We got alot of rain lately and the stupid tarps had pin holes in them that I didn't realize. Now several bales of hay have patches of mold on them. I was ready to toss them but someone said the goats could eat it. That they would eat around the moldly bits and just leave it. I know they are pretty selective with eating soiled hay etc so would it be safe to feed them it? 
Or what if I seperate the moldy flakes and give them the rest of the bales.
thanks


----------



## Roll farms (Oct 8, 2010)

I would NOT feed it.  Just not worth the risk in my opinion.

(Goats can get listeriosis and a host of other ailments from moldy hay.)


----------



## lilhill (Oct 8, 2010)

I agree ... I would never feed moldy hay to the goats.


----------



## Emmetts Dairy (Oct 8, 2010)

I third that...I would NOT either....Definately not worth it!!!


----------



## cleo (Oct 8, 2010)

We don't feed moldy hay to our goats.  When a bale goes moldy around here, it's really just good for spreading over the lawn or decoration in the fall.
We also use them for target practice.


----------



## cmjust0 (Oct 8, 2010)

Valley Ranch said:
			
		

> We got alot of rain lately and the stupid tarps had pin holes in them that I didn't realize. Now several bales of hay have patches of mold on them. I was ready to toss them but someone said the goats could eat it. That they would eat around the moldly bits and just leave it. I know they are pretty selective with eating soiled hay etc so would it be safe to feed them it?
> Or what if I seperate the moldy flakes and give them the rest of the bales.
> thanks


People who don't know a thing about goats will tell you that goats can eat anything.

They can't.

It's actually very easy to kill a goat, or provide a way for a goat to kill itself.

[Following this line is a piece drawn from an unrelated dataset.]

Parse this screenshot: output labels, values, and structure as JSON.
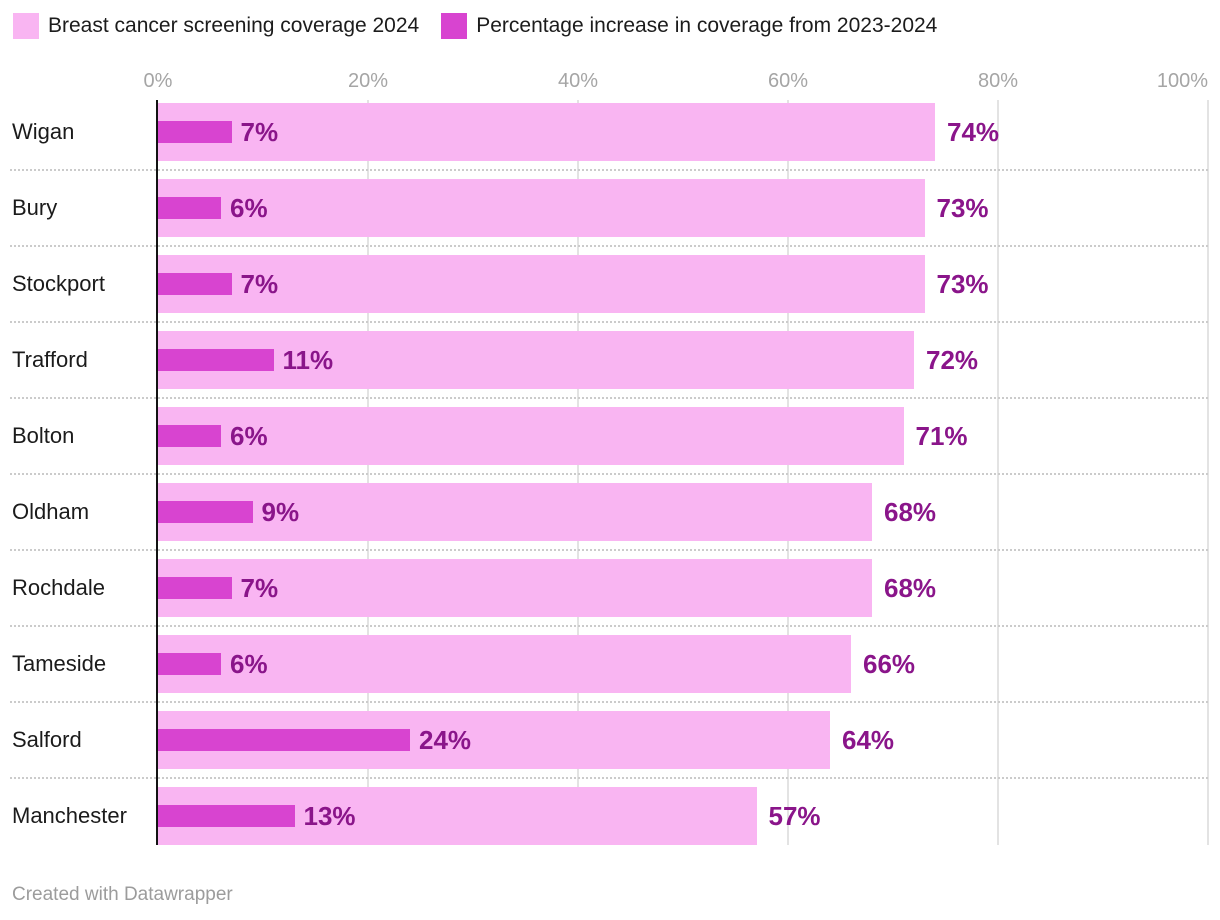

Moldy hay is a good example.

Don't feed it.  Put it in the dry and use it to mulch next year's garden.


----------



## Valley Ranch (Oct 8, 2010)

thanks for the advice everyone. 
I know goats are VERY selective with their choices of food. More so than the horses it seems. 

ok no moldy hay.  

Yes we have used the bad bales for target practise too!!!!


----------